Recommended Books From 2011

Better: A Surgeon’s Notes on Performance – Atul Gewande:  Gewande is the rare combination of top surgeon and entertaining writer.  He is brutally honest about medicine and the difficulties inherent in his trade. He is also obsessed with improving his own performance and of his whole profession. Not only is it illuminating but it parallels well with the difficulties of working in schools – except that, in our case, things only occasionally end in death.

Charter Schools: Hope or Hype? – Bruckley & Schnieder: A mind-bogglingly deep overview of research on charter schools culminating in the conclusion that: While charter schools are well-liked and popular when they first open – even if they perform poorly – over time this enthusiasm wanes until it matches similar local schools.
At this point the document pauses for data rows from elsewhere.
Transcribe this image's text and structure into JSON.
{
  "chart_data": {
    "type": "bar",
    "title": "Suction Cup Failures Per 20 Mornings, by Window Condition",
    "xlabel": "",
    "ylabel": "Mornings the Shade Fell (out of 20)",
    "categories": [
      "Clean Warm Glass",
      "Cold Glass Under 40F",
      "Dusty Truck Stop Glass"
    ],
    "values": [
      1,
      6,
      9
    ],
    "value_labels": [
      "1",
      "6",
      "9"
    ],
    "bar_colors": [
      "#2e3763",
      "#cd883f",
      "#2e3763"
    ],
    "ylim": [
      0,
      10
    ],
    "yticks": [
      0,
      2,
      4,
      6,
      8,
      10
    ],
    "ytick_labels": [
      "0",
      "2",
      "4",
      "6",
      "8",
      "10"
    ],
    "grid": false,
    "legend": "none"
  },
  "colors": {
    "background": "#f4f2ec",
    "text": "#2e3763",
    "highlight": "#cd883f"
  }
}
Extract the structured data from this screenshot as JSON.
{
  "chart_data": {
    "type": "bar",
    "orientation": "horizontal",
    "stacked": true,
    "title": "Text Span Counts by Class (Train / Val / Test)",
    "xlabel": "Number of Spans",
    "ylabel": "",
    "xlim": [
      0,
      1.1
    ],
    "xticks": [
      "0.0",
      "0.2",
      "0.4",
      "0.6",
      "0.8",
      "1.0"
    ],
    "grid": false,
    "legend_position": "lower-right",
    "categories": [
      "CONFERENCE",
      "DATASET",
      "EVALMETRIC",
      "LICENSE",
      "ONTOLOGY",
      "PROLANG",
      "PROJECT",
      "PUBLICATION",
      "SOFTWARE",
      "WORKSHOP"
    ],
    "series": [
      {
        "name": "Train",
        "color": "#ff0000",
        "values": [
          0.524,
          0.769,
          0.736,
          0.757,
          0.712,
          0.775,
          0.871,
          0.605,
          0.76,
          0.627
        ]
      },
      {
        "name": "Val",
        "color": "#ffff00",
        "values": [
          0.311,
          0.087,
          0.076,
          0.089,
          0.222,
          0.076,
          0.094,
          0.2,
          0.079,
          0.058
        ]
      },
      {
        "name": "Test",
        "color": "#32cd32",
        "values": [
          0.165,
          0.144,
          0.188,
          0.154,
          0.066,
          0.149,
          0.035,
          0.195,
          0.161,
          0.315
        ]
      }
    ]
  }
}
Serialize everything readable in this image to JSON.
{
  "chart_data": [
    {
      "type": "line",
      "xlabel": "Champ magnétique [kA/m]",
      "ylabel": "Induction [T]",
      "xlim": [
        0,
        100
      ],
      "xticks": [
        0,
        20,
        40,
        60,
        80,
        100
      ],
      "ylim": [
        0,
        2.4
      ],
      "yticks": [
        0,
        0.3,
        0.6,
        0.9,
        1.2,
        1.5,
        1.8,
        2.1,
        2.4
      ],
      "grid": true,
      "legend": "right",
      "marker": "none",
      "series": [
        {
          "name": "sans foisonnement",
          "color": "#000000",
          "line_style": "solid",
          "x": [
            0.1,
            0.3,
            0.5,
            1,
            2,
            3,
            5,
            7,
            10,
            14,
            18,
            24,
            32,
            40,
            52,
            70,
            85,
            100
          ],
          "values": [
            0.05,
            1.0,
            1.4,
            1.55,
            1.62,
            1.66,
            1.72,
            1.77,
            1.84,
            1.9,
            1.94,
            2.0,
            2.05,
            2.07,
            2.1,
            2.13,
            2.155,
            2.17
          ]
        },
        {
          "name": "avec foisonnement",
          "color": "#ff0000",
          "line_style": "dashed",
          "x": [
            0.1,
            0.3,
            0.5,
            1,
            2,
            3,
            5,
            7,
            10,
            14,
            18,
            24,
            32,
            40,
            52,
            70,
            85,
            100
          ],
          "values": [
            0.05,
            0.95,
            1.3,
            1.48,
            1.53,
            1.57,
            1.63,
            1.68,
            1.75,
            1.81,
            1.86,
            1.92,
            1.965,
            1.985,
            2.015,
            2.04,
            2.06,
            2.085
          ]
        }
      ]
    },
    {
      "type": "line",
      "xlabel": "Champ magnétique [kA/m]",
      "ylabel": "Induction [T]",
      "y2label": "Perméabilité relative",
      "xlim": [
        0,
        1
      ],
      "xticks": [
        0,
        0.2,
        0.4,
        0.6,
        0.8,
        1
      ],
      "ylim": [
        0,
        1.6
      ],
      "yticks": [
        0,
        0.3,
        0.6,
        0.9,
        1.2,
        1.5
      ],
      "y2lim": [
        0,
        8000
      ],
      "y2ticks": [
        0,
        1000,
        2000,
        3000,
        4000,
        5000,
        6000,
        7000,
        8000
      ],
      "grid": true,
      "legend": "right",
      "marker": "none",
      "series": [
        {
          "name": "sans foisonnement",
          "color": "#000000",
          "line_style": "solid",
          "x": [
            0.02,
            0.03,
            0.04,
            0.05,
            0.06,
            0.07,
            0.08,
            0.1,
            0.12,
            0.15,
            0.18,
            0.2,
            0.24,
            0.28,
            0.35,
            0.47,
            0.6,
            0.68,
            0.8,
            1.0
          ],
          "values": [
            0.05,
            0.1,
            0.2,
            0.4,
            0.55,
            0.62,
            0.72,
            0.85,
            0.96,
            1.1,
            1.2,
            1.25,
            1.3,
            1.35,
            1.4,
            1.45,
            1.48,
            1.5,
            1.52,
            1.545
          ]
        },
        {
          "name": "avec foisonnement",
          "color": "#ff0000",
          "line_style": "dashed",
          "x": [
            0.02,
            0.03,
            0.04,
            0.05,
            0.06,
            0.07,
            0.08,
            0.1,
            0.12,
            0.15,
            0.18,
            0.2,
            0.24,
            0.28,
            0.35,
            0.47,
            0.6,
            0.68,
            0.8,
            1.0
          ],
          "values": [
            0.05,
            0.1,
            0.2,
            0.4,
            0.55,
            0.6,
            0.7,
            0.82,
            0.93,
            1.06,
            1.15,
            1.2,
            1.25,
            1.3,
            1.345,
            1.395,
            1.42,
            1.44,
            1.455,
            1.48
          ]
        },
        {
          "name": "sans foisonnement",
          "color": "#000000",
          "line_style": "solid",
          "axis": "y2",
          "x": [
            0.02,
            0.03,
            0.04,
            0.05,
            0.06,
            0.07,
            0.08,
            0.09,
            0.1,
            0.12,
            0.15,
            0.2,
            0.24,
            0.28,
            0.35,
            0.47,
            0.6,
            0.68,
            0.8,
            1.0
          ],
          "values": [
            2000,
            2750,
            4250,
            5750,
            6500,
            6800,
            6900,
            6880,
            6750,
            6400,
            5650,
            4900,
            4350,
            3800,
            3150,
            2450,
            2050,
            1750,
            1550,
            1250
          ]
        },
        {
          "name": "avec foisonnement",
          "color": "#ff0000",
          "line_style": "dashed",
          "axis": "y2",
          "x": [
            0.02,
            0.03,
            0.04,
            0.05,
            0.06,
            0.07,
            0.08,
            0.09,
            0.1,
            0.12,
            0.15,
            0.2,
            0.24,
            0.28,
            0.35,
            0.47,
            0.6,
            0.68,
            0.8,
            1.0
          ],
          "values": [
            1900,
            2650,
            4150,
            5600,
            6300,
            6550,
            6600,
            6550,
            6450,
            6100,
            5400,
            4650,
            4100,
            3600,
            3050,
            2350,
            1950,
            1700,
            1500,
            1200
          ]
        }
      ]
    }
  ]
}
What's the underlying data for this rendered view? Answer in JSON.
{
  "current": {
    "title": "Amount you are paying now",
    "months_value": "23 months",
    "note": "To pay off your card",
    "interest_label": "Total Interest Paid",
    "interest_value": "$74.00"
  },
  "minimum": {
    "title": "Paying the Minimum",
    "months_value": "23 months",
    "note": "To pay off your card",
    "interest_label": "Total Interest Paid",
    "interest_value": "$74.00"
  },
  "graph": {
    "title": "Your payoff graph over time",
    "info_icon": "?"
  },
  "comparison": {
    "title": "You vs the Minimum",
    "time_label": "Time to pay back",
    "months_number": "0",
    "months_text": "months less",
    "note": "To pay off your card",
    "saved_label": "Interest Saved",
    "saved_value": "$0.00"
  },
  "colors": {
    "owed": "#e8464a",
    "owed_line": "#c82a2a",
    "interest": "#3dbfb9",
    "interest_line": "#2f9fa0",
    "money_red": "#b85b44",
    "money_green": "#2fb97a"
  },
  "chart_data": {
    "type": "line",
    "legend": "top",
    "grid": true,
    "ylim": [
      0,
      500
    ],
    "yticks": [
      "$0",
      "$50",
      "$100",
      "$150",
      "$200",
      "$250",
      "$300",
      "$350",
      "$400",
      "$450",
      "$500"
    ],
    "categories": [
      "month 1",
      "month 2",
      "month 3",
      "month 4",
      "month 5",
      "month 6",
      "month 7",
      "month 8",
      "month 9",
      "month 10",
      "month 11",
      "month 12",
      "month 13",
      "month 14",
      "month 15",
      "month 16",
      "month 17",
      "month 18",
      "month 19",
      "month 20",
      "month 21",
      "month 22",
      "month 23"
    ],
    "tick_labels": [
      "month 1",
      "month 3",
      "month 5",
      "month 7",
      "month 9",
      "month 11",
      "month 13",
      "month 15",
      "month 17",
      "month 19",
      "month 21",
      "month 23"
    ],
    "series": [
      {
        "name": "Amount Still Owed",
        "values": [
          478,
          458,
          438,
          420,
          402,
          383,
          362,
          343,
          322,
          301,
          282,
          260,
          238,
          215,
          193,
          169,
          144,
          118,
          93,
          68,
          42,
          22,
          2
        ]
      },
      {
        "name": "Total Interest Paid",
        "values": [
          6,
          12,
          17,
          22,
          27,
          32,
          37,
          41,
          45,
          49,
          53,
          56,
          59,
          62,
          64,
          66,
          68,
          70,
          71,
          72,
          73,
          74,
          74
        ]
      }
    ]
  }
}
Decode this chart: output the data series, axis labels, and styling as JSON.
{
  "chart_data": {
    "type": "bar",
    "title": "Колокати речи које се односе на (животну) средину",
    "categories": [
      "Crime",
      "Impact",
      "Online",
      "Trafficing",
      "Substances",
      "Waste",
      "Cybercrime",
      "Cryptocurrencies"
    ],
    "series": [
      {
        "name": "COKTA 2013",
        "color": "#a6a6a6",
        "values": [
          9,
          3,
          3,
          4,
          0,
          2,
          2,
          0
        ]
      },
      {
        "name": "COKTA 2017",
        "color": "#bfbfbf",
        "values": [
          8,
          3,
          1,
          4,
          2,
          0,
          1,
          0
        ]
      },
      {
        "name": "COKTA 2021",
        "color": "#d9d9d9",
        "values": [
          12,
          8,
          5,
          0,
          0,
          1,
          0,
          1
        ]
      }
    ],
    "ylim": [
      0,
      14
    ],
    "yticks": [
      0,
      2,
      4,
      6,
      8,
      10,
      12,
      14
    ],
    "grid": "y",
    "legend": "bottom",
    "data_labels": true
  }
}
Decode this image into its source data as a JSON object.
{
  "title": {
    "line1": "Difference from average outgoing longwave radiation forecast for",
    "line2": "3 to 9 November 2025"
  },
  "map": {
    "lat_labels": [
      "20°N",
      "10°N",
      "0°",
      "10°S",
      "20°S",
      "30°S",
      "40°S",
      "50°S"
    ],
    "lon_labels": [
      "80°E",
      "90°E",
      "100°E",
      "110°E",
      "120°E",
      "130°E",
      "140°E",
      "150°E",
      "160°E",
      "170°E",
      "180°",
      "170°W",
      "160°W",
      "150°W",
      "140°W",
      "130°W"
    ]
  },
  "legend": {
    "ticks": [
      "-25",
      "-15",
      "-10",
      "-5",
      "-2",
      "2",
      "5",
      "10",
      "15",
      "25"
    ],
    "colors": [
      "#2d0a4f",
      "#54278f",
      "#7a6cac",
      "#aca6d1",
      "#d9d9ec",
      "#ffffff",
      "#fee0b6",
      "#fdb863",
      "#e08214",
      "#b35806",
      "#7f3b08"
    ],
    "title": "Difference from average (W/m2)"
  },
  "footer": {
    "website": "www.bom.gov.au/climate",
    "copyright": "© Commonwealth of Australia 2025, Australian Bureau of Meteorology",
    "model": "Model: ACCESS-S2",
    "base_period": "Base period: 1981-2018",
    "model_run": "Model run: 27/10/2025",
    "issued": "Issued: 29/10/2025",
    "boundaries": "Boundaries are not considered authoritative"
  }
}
Achievement in such schools works on the same bell curve as for traditional schools once demographics are accounted for and the only thing positive that can be truly asserted is that they have a greater focus on ‘being nice’ than does the average US public school.

The Case for Working with Your Hands: Or Why Office Work is Bad for Us and Fixing Things Feels Good– Matthew Crawford: Defending the importance of teaching ‘trades’ in school, Crawford intelligently explains why working as a motorcycle mechanic has been more satisfying than his work as Director of a political think tank.  He notes how swathes of office work has become akin to ‘factory work’ with college graduates doing professional jobs requiring little cognitive engagement and that surpress their autonomy. Furthermore, while office jobs are being outsourced, no-one can employ a virtual plumber when their washing machine goes kaput making trades a more savvy economical move too.

He also makes the argument that fixing something you didn’t create – whether as a doctor mending a punctured lung, or a builder repairing a roof – means being attentive, patient, considerate and tenacious.  Trades also encourage an ethos of self-reliance and a care for the environment. In Crawford’s eyes these are the most important things a school could teach; I’m not sure I agree, but it certainly made me think.

Learning on Other People’s Kids: Becoming a Teach for America Teacher – Barbara Veltri:  Having spent 10 years working as a mentor to Teach For America (TFA) participants (sister to the UK’s TeachFirst programme), Veltri uncovers the TFA process to anyone who hasn’t gone through it.  Starting with the admissions procedure, through the fabled ‘6 week Institute’ and across the 2 year programme Veltri talks about the many people she mentored, the situations they found themselves and her recommendations for making the programme more stable. Veltri is far from positive about TFA itself, and  I found some parts laborious but for the TFA novice it definitely explains the programme clearly – warts and all.

Building Academic Language– Jeff Zweirs (£14.44):  Teaching across humanities and social sciences I must teach students two things: first, there is the content students must understand; then second, is the skill of reformulating that content so that a third person can understand it – whether through an essay, exam answer or some other format.  It is all too easy to focus on the content and ignore the skill of re-explaining.  Zweirs’ book gives lots of practical ways to develop the language skills necessary to demonstrate one’s knowledge while also developing the content.  This is not an either/or book. Zweirs isn’t saying that students must develop ‘skills’ – what he does say is that as students are learning words about a topic, it is useful to think about how they acquire those words and how they will start putting them into sentences that make sense.